A rose by any other name is still evil. I just know that the former monster is CE and the latter is LE in addition to all the fluff text. Alignment gives me a little more depth and understanding I wouldn't otherwise have.

Of course, again, these are just the defaults which should be made clearer. But if you aren't using the default, in most campaigns exactly how they're implementing will vary from one setting to the next.
It doesn't. Alignment is just the convenient scapegoat, not the cause of any of it.
 

The issue is that that trying to summarise things that way erases insane amount of nuance and complexity, and I don't think that is a good thing. Perhaps that mafioso who runs a well-oiled criminal network is also an impulsive and quirky? The alignment utterly fails at describing any sort of nuanced character with contradicting traits.
Like Sonny Corleone.
 

Maxperson

Morkus from Orkus
It's kinda the chicken or the egg situation*. Does those descriptions exist because the creatures are defined by alignment as evil or are they classified as evil because their description implies it? But yeah, some of those descriptions need to change too, no question about it. In any case, once the alignment is gone, it gives more freedom to describing the creatures. When the creatures aren't married to one specific alignment you can write their descriptions differently.

(* Which actually is a stupid metaphor, the egg was first, there is no ambiguity about this.)
It's not chicken and egg at all, really. Without alignment the author still has to sit down and envision what the race is like and then write it out. You'll still end up with that sort of language.
 

It's a game that largely revolves around combat. We're always going to have monsters to fight.
Sure. And and countless other RPGs, books, movies etc. somehow manage to have this without alignment.
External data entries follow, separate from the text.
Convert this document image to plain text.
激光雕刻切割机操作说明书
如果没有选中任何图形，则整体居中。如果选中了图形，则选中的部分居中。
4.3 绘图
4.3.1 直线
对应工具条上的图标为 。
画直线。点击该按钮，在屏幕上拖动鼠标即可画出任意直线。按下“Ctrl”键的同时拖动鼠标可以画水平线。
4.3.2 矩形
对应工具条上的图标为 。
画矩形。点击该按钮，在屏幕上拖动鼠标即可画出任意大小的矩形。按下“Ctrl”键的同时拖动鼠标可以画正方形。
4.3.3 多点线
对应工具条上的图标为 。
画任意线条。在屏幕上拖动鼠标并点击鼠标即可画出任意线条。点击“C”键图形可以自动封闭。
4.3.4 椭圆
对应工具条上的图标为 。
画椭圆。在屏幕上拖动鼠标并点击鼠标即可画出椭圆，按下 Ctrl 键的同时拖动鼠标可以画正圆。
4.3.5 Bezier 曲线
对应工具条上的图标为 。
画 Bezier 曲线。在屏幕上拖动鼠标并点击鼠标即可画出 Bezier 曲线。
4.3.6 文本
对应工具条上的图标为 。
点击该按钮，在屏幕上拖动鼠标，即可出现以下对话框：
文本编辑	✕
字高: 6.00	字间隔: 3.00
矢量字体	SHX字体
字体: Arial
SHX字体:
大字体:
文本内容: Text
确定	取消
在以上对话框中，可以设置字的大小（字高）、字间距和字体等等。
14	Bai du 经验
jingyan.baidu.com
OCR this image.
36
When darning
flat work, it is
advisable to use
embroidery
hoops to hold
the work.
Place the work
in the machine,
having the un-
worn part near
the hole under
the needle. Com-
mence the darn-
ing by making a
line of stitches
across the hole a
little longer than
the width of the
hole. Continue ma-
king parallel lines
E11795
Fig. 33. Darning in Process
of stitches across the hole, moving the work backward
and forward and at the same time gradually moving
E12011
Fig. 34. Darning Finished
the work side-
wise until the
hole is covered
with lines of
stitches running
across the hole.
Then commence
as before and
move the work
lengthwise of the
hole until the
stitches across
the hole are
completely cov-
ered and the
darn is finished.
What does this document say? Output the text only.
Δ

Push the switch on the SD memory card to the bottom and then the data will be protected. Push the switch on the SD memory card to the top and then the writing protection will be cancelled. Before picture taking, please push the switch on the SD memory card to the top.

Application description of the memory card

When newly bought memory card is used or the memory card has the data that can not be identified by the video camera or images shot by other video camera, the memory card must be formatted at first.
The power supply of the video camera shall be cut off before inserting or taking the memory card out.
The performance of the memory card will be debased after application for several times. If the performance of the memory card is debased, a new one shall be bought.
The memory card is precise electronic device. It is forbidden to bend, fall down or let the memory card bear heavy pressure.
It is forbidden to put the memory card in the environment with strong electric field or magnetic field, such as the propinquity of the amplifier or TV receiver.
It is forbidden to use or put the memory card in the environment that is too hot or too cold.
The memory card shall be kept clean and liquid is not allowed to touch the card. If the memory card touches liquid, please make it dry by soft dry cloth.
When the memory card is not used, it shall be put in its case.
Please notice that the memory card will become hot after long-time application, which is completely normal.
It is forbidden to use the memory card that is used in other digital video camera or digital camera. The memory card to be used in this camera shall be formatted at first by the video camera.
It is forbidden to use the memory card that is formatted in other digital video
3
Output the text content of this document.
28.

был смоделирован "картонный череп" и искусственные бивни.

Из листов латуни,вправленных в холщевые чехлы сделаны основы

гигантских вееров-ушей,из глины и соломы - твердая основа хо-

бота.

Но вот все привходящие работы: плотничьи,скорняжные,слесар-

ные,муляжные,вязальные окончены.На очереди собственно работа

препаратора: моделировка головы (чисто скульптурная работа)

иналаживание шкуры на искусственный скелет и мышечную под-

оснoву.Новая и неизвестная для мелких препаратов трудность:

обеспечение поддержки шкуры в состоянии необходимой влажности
Why bother having hundreds of monsters if they're all just cosplaying humans that come over to play parcheesi on Friday nights?
They don't need to be humans. Them not having silly cartoon alignments does not make them humans. When you get rid of alignment you can actually start to think about proper xenofiction, give the creatures drives, instincts behaviours and beliefs. Some of those might bring them into conflict with other creatures such as humans. That's fine.
 

For the umpteenth time, it gives me a little more indication of how they think, view the world and are likely to react. As it says in the MM "A monster’s alignment provides a clue to its disposition and how it behaves in a roleplaying or combat situation."
Again how? What does being lawful evil tell you that that description of a lawful evil monster did not? Because I can not think of a single thing.
But that's also dodging a simple question. Take alignment out. The monster's fluff I quoted still makes them evil. How does it change anything other than taking away an additional piece of info that helps people know more about the monster at a glance?
What taking the alignment out does is prevents pidgeonholing monsters. If all monsters must fit in the nine types then you're going to flanderize to those nine types.

There are multiple ways of being evil. There are even multiple ways of being lawful evil.
 

Maxperson

Morkus from Orkus
Sure. And and countless other RPGs, books, movies etc. somehow manage to have this without alignment.
Books and movies are irrelevant, being scripted stories. RPGs are not very relevant, because even if they CAN get by without it, that's not proof that alignment isn't better. I find alignment to be far better than the other systems that I've run. As a DM I find it to be invaluable. As a player not so much.